Mr Scott announced his retirement today, Thursday.
Julie Cave, NSFT deputy chief executive and director of finance, will become interim chief executive until further notice, subject to the approval by NSFT’s council of governors next month.
The NSFT Board expressed its thanks to him for his commitment and determination to improve the trust for the benefit of service users, carers, and staff.
Mr Page said: “It has been a privilege to work with someone of Michael’s calibre and integrity, and we wish him a well-deserved retirement.
“As he leaves our trust, we are in a financially stronger position, with improved service user and carer feedback and improved staff morale. Mental health is now top of the local and national agenda and our STPs are showing strong progress in the mental health work streams.
“We are beginning to develop and roll out important new and enhanced services, including the improved West Norfolk acute care pathway, a regional mother and baby unit, and the new community perinatal services, in both Norfolk and Suffolk.
“There are, however, many challenges that lie ahead of our trust and, as a board we are determined to ensure that local mental health services continue to improve in what we all recognise is an increasingly demanding environment in the NHS and in social care.”
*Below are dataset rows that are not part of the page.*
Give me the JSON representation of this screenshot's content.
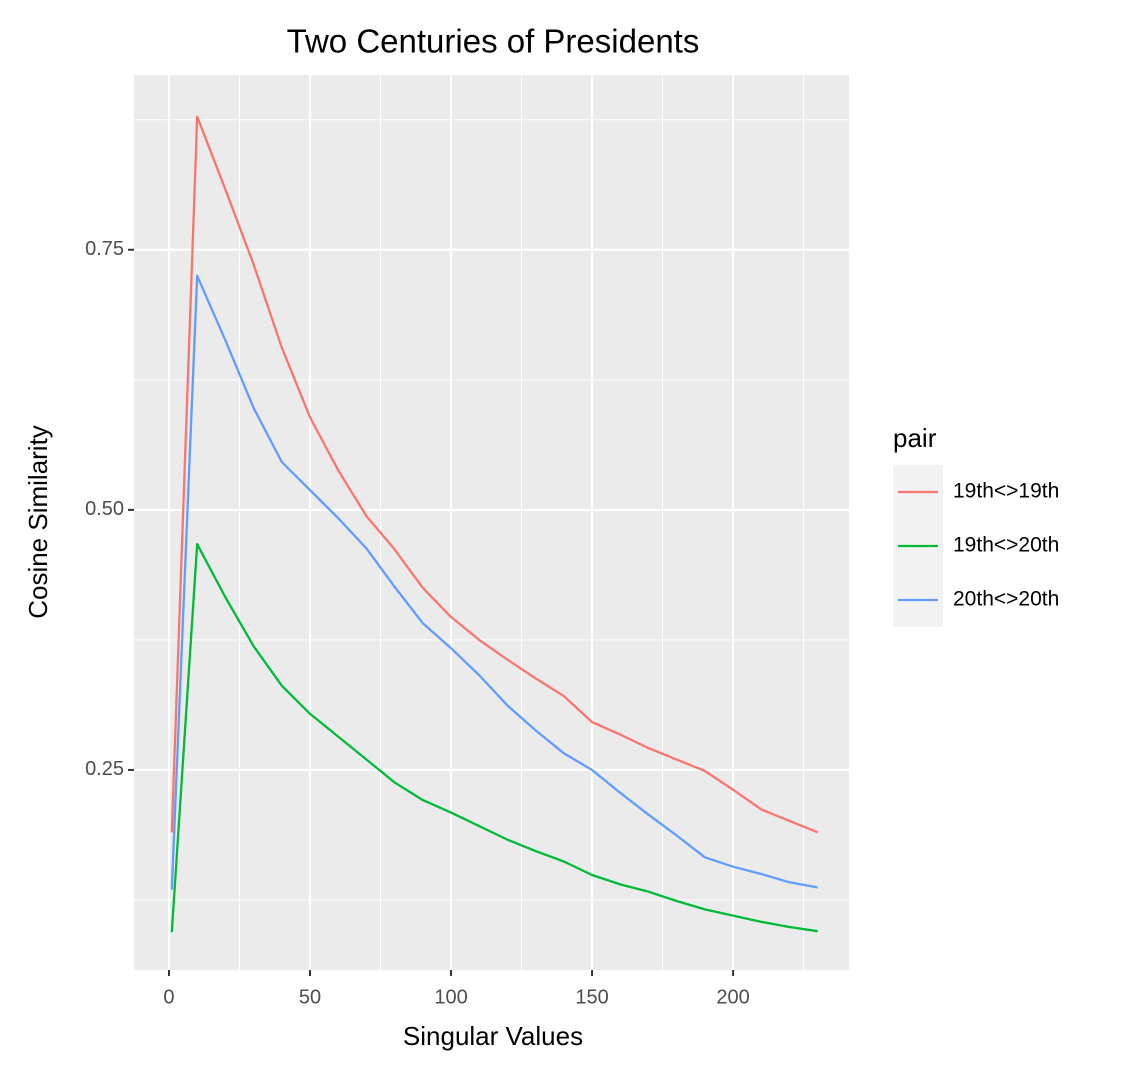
{
  "chart_data": {
    "type": "line",
    "title": "Two Centuries of Presidents",
    "x_label": "Singular Values",
    "y_label": "Cosine Similarity",
    "legend_title": "pair",
    "x": [
      1,
      10,
      20,
      30,
      40,
      50,
      60,
      70,
      80,
      90,
      100,
      110,
      120,
      130,
      140,
      150,
      160,
      170,
      180,
      190,
      200,
      210,
      220,
      230
    ],
    "series": [
      {
        "name": "19th<>19th",
        "color": "#f8766d",
        "values": [
          0.19,
          0.878,
          0.808,
          0.736,
          0.656,
          0.589,
          0.538,
          0.494,
          0.462,
          0.425,
          0.397,
          0.375,
          0.356,
          0.338,
          0.321,
          0.296,
          0.284,
          0.271,
          0.26,
          0.249,
          0.231,
          0.212,
          0.201,
          0.19
        ]
      },
      {
        "name": "19th<>20th",
        "color": "#00ba38",
        "values": [
          0.094,
          0.467,
          0.416,
          0.369,
          0.331,
          0.304,
          0.282,
          0.26,
          0.238,
          0.221,
          0.209,
          0.196,
          0.183,
          0.172,
          0.162,
          0.149,
          0.14,
          0.133,
          0.124,
          0.116,
          0.11,
          0.104,
          0.099,
          0.095
        ]
      },
      {
        "name": "20th<>20th",
        "color": "#619cff",
        "values": [
          0.135,
          0.725,
          0.663,
          0.598,
          0.546,
          0.519,
          0.492,
          0.463,
          0.426,
          0.391,
          0.367,
          0.341,
          0.312,
          0.288,
          0.266,
          0.25,
          0.228,
          0.207,
          0.187,
          0.166,
          0.157,
          0.15,
          0.142,
          0.137
        ]
      }
    ],
    "xlim": [
      -12.4,
      241.1
    ],
    "ylim": [
      0.0577,
      0.918
    ],
    "xticks": [
      0,
      50,
      100,
      150,
      200
    ],
    "yticks": [
      {
        "value": 0.25,
        "label": "0.25"
      },
      {
        "value": 0.5,
        "label": "0.50"
      },
      {
        "value": 0.75,
        "label": "0.75"
      }
    ],
    "x_minor_ticks": [
      25,
      75,
      125,
      175,
      225
    ],
    "y_minor_ticks": [
      0.125,
      0.375,
      0.625,
      0.875
    ],
    "grid": true
  }
}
Mr Scott, who turns 60 soon, is shortly to mark 25 years as a CEO in the NHS and 40 years in public service.
On announcing his retirement he said: “The role of chief executive is one where there is always important work to lead, challenge to overcome and improvements to drive ahead, and I feel the time is now right for a new leader to take on that mantle.
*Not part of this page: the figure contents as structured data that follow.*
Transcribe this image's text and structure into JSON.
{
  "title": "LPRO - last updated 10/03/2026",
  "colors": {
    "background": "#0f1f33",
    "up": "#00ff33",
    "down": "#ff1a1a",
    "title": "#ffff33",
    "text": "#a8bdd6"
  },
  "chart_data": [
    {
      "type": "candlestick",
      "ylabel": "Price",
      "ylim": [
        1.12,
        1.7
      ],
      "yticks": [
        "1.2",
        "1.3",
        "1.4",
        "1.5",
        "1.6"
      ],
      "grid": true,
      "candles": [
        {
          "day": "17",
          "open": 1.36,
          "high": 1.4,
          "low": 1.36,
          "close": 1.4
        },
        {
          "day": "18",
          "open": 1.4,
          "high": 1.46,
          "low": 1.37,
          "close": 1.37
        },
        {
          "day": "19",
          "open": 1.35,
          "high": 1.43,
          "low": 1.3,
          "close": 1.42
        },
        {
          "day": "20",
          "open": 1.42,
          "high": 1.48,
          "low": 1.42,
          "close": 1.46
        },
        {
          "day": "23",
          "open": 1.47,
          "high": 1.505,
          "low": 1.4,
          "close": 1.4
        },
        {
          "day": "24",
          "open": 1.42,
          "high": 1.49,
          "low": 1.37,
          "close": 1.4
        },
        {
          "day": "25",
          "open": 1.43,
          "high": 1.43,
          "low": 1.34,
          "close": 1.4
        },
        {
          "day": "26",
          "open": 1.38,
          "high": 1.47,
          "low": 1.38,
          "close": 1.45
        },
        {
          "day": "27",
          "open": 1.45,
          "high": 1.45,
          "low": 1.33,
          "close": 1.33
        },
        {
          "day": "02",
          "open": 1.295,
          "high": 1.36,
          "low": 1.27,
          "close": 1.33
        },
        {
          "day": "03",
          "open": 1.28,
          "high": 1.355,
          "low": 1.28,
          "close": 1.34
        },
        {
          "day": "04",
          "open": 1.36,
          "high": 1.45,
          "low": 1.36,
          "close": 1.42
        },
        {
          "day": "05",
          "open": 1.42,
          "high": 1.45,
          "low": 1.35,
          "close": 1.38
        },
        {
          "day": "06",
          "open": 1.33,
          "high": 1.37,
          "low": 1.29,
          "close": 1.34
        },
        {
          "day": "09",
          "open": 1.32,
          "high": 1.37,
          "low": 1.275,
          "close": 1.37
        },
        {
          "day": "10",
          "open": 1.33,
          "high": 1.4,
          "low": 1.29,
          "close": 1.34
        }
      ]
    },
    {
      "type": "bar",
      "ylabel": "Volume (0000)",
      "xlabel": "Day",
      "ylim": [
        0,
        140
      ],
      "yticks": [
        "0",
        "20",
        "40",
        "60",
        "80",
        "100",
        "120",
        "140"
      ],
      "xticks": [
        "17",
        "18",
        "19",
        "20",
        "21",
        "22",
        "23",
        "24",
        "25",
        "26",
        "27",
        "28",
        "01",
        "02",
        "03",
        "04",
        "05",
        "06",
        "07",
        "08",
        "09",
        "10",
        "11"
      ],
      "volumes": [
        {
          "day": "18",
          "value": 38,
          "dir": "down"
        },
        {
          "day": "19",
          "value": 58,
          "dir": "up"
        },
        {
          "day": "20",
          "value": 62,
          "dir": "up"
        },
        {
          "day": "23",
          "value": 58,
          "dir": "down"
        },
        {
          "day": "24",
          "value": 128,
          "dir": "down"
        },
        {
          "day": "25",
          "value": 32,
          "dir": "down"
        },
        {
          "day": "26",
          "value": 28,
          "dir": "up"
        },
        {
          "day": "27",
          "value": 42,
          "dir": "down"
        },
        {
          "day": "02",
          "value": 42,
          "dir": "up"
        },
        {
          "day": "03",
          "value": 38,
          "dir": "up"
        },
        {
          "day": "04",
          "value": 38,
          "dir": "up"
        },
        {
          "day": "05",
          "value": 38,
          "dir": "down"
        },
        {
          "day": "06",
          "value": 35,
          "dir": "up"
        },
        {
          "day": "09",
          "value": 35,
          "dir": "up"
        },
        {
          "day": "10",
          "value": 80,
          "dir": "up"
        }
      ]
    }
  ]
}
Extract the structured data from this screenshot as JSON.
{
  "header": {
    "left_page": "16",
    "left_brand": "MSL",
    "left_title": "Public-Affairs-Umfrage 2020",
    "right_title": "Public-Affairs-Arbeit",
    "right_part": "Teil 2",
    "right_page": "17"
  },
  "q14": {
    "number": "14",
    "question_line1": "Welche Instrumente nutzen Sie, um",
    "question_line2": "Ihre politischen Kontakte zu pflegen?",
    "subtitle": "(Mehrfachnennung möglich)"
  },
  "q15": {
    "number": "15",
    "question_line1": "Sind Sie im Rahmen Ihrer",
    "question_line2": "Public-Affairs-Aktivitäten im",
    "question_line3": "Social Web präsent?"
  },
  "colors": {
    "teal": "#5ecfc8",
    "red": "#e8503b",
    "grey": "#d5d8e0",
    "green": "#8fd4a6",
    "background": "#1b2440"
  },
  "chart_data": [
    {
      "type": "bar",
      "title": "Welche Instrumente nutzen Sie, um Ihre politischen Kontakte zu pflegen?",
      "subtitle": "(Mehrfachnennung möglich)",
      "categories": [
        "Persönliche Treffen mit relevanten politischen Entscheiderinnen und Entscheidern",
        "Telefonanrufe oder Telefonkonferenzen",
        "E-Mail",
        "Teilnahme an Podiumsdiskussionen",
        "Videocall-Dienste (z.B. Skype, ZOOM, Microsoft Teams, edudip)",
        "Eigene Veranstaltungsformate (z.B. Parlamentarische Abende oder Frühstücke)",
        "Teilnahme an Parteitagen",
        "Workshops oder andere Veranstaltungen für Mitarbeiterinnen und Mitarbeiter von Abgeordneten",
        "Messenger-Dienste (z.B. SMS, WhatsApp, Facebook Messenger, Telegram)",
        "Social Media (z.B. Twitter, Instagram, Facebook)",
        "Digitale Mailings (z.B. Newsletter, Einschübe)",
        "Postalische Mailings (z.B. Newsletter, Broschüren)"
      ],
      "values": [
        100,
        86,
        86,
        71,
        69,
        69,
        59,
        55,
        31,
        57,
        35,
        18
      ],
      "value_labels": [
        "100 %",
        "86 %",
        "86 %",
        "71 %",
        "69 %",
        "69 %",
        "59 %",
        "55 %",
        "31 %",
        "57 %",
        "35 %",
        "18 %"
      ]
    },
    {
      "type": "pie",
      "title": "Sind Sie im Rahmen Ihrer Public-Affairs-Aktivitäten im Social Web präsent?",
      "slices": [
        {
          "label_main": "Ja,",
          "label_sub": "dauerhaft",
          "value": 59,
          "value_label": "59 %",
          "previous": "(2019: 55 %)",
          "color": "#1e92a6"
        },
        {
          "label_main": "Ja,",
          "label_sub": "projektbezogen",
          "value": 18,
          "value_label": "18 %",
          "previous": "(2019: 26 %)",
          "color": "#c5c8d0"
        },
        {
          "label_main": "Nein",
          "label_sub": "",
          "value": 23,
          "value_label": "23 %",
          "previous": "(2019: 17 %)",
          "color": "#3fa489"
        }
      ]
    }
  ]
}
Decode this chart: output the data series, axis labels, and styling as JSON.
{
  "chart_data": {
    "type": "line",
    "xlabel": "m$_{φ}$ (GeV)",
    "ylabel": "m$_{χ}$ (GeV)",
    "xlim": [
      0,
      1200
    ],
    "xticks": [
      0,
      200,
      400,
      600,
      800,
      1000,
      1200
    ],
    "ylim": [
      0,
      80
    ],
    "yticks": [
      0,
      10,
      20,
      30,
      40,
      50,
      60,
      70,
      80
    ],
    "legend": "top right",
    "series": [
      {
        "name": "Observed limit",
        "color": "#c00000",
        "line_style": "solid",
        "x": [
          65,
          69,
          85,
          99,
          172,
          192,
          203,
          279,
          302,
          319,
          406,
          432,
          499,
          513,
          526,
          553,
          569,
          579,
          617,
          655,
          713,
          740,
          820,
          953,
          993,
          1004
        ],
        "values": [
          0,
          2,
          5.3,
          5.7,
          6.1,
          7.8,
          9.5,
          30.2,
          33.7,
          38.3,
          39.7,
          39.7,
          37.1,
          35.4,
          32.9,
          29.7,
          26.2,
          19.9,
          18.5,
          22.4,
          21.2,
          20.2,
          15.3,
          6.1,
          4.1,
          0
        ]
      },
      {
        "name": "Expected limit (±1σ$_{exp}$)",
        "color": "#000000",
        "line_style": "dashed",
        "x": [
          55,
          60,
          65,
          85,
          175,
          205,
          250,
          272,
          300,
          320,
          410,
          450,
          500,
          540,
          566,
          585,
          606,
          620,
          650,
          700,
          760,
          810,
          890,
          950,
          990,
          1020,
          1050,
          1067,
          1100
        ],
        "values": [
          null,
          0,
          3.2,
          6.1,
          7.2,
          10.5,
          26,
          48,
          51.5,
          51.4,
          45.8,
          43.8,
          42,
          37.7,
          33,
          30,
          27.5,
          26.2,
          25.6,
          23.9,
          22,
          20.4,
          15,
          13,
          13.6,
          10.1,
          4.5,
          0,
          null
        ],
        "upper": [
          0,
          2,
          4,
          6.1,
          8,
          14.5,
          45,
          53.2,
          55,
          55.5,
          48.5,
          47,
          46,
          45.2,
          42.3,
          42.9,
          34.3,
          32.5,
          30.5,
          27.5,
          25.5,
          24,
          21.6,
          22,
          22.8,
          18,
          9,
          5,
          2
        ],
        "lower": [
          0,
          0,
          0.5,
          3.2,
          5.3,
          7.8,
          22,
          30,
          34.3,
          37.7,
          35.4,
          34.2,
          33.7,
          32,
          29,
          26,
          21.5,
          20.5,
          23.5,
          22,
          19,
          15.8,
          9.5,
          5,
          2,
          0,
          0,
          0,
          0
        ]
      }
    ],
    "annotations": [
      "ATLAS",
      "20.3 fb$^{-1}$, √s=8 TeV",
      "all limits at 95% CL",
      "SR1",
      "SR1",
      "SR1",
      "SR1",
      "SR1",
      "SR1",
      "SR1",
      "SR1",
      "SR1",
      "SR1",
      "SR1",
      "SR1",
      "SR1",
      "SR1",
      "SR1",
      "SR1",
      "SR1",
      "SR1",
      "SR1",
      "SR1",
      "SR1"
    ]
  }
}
“I will remain committed to the NHS, and will always be a champion of NSFT and of improving mental health.
“I am proud of what has been achieved by the dedicated staff at NSFT over the past three-and-a-half years. I would like to thank my colleagues across health and social care for their collective hard work, and for the fact that every day they do the very best job they can to support the people who need our services.”
A spokesperson for the Campaign to Save Mental Health Services in Norfolk and Suffolk said: “We have long been calling for a new board and management culture at NSFT which puts patients and carers first and foremost and genuinely engages with front line staff.
“Michael Scott’s sudden retirement could represent the beginning of an opportunity to turn around mental health services in Norfolk and Suffolk. But new management is not enough - mental health services have to be properly resourced as well as competently managed. Our politicians need to make sure that local commissioners and NHS England need to step up to provide enough money, beds and staff for decent mental health services.
“For service users, carers and staff to have any faith in the leadership of the new interim chief executive of NSFT, we need Julie Cave to accept the CQC’s findings.
“We fear that Michael Scott’s departure precedes the publication of a new and devastating CQC report in the next few days. We do not believe that Michael Scott’s departure alone will be sufficient to stop the rot and the NHS and government needs to commit to doing everything to put matters right at NSFT, the people of Norfolk and Suffolk have been let down and ignored for far too long.”